One thing that needs to be explored in discussions with deans of education is related to identification of barriers to solutions going forward. We should ask deans and educational leaders, “Can you identify three barriers?” and “Do you have a solution for those barriers?” Including that in future conversations might be helpful.
The pilot interview questions (listed above) are not specific about the points in a degree program that solutions should appear. We should ask whether this should be part of the practical teaching experience. We should also explore what we should expect of the partnership relationships in schools where preservice teachers do their student teaching. We should explore whether there could be a research agenda inside the school. We might also consider how this might relate to promotion criteria for teacher education faculty. I do not work in schools every day, but I hope we will gain useful insights from those who do.
We need to start a national conversation about this.

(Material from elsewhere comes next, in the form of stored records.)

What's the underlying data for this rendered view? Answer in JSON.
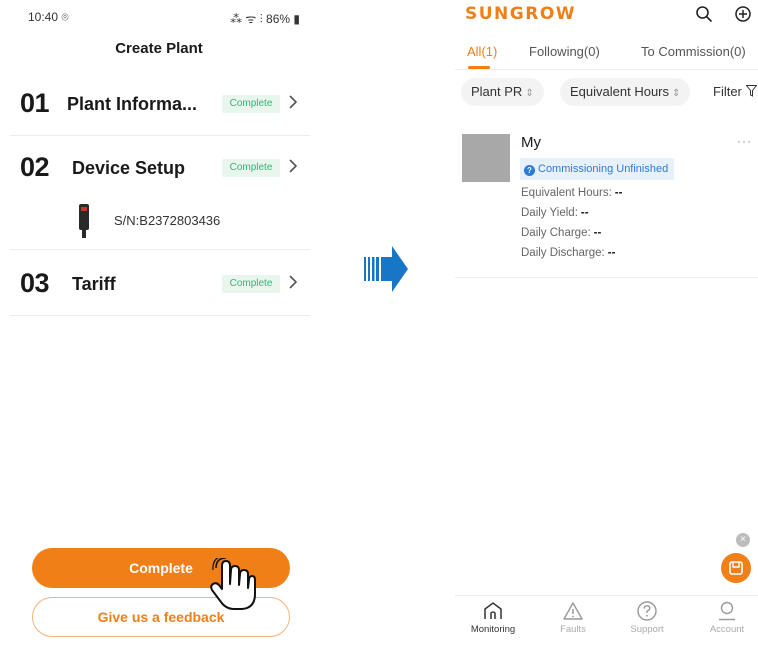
{
  "left": {
    "status_bar": {
      "time": "10:40 ⌾",
      "right": "⁂ ᯤ ⫶ 86% ▮"
    },
    "title": "Create Plant",
    "steps": [
      {
        "num": "01",
        "title": "Plant Informa...",
        "badge": "Complete"
      },
      {
        "num": "02",
        "title": "Device Setup",
        "badge": "Complete"
      },
      {
        "num": "03",
        "title": "Tariff",
        "badge": "Complete"
      }
    ],
    "device": {
      "sn": "S/N:B2372803436"
    },
    "complete_button": "Complete",
    "feedback_button": "Give us a feedback"
  },
  "right": {
    "logo": "SUNGROW",
    "tabs": [
      {
        "label": "All(1)"
      },
      {
        "label": "Following(0)"
      },
      {
        "label": "To Commission(0)"
      }
    ],
    "filters": {
      "chip1": "Plant PR",
      "chip2": "Equivalent Hours",
      "filter": "Filter"
    },
    "plant": {
      "name": "My",
      "more": "···",
      "status": "Commissioning Unfinished",
      "metrics": [
        {
          "label": "Equivalent Hours:",
          "value": "--"
        },
        {
          "label": "Daily Yield:",
          "value": "--"
        },
        {
          "label": "Daily Charge:",
          "value": "--"
        },
        {
          "label": "Daily Discharge:",
          "value": "--"
        }
      ]
    },
    "nav": [
      {
        "label": "Monitoring"
      },
      {
        "label": "Faults"
      },
      {
        "label": "Support"
      },
      {
        "label": "Account"
      }
    ]
  },
  "colors": {
    "accent": "#f07f17",
    "success": "#3bb273",
    "info": "#2d7bd6",
    "arrow": "#1976c7"
  }
}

We should convene those working in this area and identify examples of effective practices. We need to start disseminating these examples. I think that the professional organizations affiliated with the National Technology Leadership Coalition can do this. I would like to contribute to the degree that I can be helpful. This is something that is important to me. We are learning who cares about this work. With support from organizations that care about this issue, I believe that we can collectively move this work forward. I would like to give this some consideration, but I believe that this is within reach.
U.S. Department of Education (2016a). Advancing educational technology in teacher preparation: Policy brief. Retrieved from https://tech.ed.gov/files/2016/12/Ed-Tech-in-Teacher-Preparation-Brief.pdf
U.S. Department of Education. (2016a). Education technology and teacher preparation brief. Washington, DC: Office of Educational Technology.
U.S. Department of Education. (2016b). National educational technology plan. Washington, DC: Office of Educational Technology.